I was just browsing through Facebook missing all my old friends abroad, when I decided I want to know what’s up with my first boyfriend ever. We were about 15 then, and although the relationship ended in a month, I thought he was the most “decent” boy I’ve dated if you know what I mean. What I got from looking at his profile was more than I wanted. Listed under his Interest was “Men.” In a few minutes after looking at his pictures to see if he was joking, I called mom. She has always expected that all the guys I’ve dated in my entire life were gay. I called her and told her this news and started screaming like a kateoy on the phone.
“Aaaaahhhhhhhhhhhh! (repeat 10 X) Can you believe that? That means my last boyfriend must be gay, too!” 

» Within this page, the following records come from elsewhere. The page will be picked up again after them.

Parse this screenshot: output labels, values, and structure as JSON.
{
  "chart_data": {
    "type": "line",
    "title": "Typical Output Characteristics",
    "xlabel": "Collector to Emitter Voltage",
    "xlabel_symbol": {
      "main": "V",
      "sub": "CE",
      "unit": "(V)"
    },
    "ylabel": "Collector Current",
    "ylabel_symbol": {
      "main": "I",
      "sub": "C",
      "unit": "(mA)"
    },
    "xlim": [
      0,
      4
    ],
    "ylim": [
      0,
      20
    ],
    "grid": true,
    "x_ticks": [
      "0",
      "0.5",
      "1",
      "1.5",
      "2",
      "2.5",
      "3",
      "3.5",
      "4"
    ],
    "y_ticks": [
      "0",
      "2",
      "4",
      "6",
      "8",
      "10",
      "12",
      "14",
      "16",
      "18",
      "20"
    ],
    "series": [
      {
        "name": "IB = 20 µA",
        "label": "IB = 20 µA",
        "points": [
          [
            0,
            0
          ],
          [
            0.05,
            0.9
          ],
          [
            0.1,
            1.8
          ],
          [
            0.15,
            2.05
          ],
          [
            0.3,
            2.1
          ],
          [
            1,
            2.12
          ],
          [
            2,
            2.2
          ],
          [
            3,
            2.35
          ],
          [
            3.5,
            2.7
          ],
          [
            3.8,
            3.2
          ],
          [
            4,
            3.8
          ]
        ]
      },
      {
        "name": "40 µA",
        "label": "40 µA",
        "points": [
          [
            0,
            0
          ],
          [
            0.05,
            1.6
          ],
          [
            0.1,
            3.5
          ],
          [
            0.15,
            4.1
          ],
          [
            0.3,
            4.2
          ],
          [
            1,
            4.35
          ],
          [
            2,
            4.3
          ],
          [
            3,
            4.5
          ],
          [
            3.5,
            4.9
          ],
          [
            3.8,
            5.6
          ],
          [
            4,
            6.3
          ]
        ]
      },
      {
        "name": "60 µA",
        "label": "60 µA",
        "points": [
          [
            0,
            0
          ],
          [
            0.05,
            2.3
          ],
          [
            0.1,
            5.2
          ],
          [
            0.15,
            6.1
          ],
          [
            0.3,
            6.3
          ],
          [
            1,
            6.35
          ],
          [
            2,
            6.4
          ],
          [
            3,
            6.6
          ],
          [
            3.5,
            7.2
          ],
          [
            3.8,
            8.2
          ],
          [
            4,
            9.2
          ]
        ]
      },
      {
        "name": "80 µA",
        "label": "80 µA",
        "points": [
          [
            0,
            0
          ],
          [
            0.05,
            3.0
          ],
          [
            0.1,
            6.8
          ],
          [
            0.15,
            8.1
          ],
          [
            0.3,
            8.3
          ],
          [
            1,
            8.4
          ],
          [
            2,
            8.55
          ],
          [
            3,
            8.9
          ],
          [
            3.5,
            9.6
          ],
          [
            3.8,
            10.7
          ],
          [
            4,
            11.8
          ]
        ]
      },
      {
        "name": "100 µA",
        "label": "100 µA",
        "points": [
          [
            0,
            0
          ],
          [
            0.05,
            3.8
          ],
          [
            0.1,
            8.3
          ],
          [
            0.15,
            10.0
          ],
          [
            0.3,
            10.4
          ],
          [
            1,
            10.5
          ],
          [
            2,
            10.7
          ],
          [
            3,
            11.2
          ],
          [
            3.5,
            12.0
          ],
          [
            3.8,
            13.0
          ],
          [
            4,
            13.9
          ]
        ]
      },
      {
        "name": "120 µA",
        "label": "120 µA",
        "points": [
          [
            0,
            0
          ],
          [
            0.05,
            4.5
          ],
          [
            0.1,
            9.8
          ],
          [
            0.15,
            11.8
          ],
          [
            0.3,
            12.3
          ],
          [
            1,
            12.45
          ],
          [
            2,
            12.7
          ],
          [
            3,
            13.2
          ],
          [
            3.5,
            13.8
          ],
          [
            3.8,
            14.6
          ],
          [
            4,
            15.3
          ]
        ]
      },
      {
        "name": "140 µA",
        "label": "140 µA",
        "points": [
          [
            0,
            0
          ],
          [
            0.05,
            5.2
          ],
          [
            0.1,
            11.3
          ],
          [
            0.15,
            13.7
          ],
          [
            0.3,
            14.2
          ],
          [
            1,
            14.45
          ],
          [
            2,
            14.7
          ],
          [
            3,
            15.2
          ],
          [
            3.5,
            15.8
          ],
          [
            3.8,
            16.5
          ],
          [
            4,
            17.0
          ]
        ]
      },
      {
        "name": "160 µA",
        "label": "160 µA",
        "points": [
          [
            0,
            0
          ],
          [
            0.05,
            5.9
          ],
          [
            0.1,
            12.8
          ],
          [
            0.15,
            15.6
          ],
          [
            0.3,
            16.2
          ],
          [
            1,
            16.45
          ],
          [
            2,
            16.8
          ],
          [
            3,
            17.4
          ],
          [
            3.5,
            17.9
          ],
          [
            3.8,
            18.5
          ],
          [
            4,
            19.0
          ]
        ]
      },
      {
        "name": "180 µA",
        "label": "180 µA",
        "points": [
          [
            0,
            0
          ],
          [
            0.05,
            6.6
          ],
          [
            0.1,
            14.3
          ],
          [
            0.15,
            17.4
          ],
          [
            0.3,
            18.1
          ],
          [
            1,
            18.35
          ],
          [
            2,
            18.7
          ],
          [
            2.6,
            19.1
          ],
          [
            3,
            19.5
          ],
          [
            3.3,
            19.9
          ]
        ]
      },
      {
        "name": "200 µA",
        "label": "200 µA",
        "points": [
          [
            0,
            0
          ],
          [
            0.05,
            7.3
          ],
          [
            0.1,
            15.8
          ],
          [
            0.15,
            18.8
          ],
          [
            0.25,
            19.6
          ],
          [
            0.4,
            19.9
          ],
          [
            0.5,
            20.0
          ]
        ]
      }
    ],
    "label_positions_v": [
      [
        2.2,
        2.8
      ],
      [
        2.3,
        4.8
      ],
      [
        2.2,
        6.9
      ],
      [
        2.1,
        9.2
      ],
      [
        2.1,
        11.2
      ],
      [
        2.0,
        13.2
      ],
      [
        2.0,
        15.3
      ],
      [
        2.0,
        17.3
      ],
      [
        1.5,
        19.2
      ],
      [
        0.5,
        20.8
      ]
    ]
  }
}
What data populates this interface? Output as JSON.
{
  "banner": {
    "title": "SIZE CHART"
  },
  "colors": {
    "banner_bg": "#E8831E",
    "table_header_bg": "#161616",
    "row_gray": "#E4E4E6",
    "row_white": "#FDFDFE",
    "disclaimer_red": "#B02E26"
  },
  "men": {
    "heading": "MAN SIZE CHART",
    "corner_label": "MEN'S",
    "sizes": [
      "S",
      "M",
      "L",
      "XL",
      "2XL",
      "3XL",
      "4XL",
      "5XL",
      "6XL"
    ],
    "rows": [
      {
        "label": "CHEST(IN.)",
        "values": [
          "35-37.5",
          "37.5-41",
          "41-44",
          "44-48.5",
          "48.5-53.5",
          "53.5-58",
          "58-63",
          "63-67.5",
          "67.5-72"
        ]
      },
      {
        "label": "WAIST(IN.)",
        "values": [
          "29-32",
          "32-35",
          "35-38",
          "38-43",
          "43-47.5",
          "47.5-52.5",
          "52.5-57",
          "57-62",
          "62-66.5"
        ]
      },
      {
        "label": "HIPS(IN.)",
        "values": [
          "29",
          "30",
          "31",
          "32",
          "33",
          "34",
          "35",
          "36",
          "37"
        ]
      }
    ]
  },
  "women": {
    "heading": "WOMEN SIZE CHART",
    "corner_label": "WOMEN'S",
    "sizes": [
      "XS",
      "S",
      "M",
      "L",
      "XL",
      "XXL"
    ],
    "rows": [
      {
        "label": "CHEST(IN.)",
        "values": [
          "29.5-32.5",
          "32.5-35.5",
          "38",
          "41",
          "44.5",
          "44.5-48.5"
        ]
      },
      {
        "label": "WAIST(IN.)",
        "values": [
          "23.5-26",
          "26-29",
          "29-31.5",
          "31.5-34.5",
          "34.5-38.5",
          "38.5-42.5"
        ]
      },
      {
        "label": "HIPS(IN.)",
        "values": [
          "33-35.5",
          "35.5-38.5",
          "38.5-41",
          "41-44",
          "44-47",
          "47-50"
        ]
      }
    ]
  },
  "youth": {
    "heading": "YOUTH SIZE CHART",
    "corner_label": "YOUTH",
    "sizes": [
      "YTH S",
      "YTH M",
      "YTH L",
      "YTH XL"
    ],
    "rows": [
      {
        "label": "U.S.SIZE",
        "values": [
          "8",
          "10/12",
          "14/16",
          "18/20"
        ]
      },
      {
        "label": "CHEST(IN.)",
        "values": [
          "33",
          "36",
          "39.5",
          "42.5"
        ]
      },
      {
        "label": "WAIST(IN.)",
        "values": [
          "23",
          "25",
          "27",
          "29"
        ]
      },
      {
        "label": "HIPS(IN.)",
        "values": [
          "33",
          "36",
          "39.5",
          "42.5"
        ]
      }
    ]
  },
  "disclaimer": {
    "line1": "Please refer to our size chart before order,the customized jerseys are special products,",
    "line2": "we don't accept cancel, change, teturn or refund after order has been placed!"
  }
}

Pic from AP: Edvard Munch "The Scream" Of course, I wouldn’t be screaming so much if the last guy I had a crush on this year weren’t gay. I recently had a little crush with a man this year—one was confirmed gay by a friend. The other friend I am seeing has never told me he was gay, but has a sweet voice.
In the same course of this month, I looked through a profile of my best girl friend whose in America now. Under relationship, I realised my girl friend was dating another girl. “Aaaaahhhhhhhhh! (repeat 10 X) my friend is a lesbian!” No wonder I see that glazed look in her eyes when I told her if she was ever curious about kissing girls. Yes, I like beautiful girls but I’ve never thought about dating them, but my friend has gone beyond my territory of just being curious. They were just friends and it got serious later on.
In her own words she said, “It’s a girl!” like she just conceived a baby or something. I am not sure if I should be feeling like I am pregnant. My last ex-boyfriend was probably gay. When I got angry, he would take a little skirt and wear them so I would laugh. When I wore a different colored bra strap than my top, he looked at me strangely and said I should wear matching colours. While I was eating one day, he quizzically looked at me. I thought he thought I was gorgeous, but on the contrary.
“You have great features. You just don’t know how to bring them out,” he told me. Once, when I looked especially pretty, he gave a jealous look at me and told me to wipe off my lipstick. What’s more my ex-boyfriend has a really rock hard solid butt. I was always jealous of that.
My mom has always thought he was gay, because whenever she said anything good about me, my boyfriend would act really uncomfortable like he didn’t agree. She always thought I have never ever experienced real love before, because all of my boyfriends were gay.
“When you see a real man, you will know what love is all about,” she told me. I thought my mom just hated gay people and snuffed everything she said. To me gay people are great – they dare to break the boundaries, they know everything from fashion to make-up, they’re classy, and they have great bodies. I love gays and lesbians! But I never knew that I would become the girlfriend of any of them. And I never thought that some of my girlfriends were lesbians or tomboys.
I am not even sure what this did to my self-esteem. When I was with my ex-boyfriend I never thought I was attractive, because he always said I was just OK looking. On the other hand, my brother told me that since so many gays and lesbians like me, I must be very attractive, as it is hard to persuade a gay man to like a woman. I swallowed his words like a burger.
Now I am paranoid. I find myself looking at all girls, boys, men, and women and more often than not they are of the better sex (as I like to call them). I am pretty sure in the future our Thai population will have about 40 percent better sex, so these things might just be more normal for everyone.
But I still stand for what I say. The better sex is dandy, but when it comes to a real relationship I don't need any complications. I just want a man.